Schiller talked to his supervisor. “David [Schiller]… I am totally against settling,” his supervisor wrote to him in an e-mail, “but how do we hold their feet to the fire…? Our attorneys have us over a barrel with their refusal to go to court.”
“There is not a man or woman in the DEA today that’s happy with the settlement and morale has been broken because of it,” Schiller said.
A senior DEA official spoke to the Washington Post on the condition of anonymity when the newspaper reached out for comment.
“We could have fined them out of existence, or indicted the company and put them out of business,” the official said. “I’d rather have one of the largest drug distributors be the poster child for detection and reporting of suspicious orders.”
Another problem hindering the enforcement of the law is the revolving door between the DEA and the drug industry they purportedly regulate. A story published in the Washington Post in December 2016 found that pharmaceutical companies or their law firms had hired at least 42 former DEA officials since 2005. This includes 31 former employees of the DEA’s Diversion Control Division, the very division responsible for preventing prescription drugs from reaching the black market and holding the authority to suspend or revoke the licenses of doctors, pharmacies, and drug companies.

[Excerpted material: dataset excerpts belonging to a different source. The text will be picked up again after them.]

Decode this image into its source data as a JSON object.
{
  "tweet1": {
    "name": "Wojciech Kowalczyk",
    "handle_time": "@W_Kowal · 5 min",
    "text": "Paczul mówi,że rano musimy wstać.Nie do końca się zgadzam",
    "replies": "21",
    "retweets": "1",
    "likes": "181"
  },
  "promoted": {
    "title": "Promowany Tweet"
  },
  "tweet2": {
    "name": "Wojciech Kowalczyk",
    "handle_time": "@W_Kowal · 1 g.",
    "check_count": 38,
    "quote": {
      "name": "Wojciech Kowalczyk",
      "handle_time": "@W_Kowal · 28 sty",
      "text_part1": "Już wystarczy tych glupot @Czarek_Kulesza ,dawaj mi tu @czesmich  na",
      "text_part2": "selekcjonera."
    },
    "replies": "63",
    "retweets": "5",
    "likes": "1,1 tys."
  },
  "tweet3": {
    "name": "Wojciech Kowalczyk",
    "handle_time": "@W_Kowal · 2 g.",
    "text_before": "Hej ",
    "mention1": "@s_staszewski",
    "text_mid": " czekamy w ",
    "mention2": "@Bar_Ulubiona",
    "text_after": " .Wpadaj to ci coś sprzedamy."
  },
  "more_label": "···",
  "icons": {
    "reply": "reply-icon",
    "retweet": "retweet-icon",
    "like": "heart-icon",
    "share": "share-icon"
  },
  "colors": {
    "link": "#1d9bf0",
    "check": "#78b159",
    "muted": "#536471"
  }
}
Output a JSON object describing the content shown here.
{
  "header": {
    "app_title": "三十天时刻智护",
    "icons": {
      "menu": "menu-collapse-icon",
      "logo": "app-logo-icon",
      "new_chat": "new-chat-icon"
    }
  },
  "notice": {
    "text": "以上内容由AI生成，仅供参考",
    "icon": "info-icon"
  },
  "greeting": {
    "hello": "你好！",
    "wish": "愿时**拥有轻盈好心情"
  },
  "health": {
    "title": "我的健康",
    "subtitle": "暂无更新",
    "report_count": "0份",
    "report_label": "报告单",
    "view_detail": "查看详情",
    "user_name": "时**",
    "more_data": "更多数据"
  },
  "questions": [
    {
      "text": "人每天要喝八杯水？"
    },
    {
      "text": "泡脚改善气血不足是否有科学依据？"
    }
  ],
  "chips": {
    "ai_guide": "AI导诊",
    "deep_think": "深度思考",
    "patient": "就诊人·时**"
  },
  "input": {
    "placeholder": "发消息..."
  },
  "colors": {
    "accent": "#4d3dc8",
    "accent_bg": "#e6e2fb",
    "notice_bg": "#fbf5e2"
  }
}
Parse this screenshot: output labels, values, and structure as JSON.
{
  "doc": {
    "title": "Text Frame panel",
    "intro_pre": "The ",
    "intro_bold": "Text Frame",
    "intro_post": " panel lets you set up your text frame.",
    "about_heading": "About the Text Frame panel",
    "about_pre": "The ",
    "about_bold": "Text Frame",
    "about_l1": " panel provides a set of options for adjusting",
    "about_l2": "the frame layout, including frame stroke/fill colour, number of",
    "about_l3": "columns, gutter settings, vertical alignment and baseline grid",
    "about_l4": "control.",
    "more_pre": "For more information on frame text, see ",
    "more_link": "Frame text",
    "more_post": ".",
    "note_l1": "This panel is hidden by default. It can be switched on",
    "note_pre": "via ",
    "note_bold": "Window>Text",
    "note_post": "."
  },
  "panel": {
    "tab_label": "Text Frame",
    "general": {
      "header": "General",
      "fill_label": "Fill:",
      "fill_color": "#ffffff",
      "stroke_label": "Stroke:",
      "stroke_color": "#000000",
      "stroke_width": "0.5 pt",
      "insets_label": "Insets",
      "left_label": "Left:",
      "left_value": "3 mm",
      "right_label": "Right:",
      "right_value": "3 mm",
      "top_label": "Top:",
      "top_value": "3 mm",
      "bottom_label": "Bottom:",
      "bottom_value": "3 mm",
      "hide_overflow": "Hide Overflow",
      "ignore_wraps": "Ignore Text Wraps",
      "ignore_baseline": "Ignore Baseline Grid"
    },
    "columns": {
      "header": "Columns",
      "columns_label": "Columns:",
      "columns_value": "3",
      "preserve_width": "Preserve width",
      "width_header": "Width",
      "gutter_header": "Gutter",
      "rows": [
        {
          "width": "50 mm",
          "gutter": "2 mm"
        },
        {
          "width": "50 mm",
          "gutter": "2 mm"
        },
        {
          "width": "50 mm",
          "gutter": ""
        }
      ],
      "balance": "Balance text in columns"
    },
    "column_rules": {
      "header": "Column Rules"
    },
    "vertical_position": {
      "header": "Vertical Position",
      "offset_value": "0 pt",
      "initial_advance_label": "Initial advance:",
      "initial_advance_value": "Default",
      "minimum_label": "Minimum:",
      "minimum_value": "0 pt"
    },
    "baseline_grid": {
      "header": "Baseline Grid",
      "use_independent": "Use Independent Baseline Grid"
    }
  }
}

Five former employees of the Division went to work at McKesson.
Legal action has been taken against drug distributors, but the fines are minuscule compared to the money the companies make by violating the law. For example, before McKesson paid the record $150 million civil penalty, it had been forced to pay a $13.5 million civil penalty in 2008 to settle similar allegations. In December 2016, Cardinal Health agreed to a $44 million settlement.
While these and smaller distributors collectively have paid $400 million in fines over the past 10 years, in that same time period the gross revenues for the companies was more than $5 trillion.
US attorney generals in 41 states so far have filed lawsuits against pharmaceutical companies. Inevitably, any settlement reached with the drug companies will be a mere pittance compared to money the companies make by violating the law and wreaking havoc on communities across the country.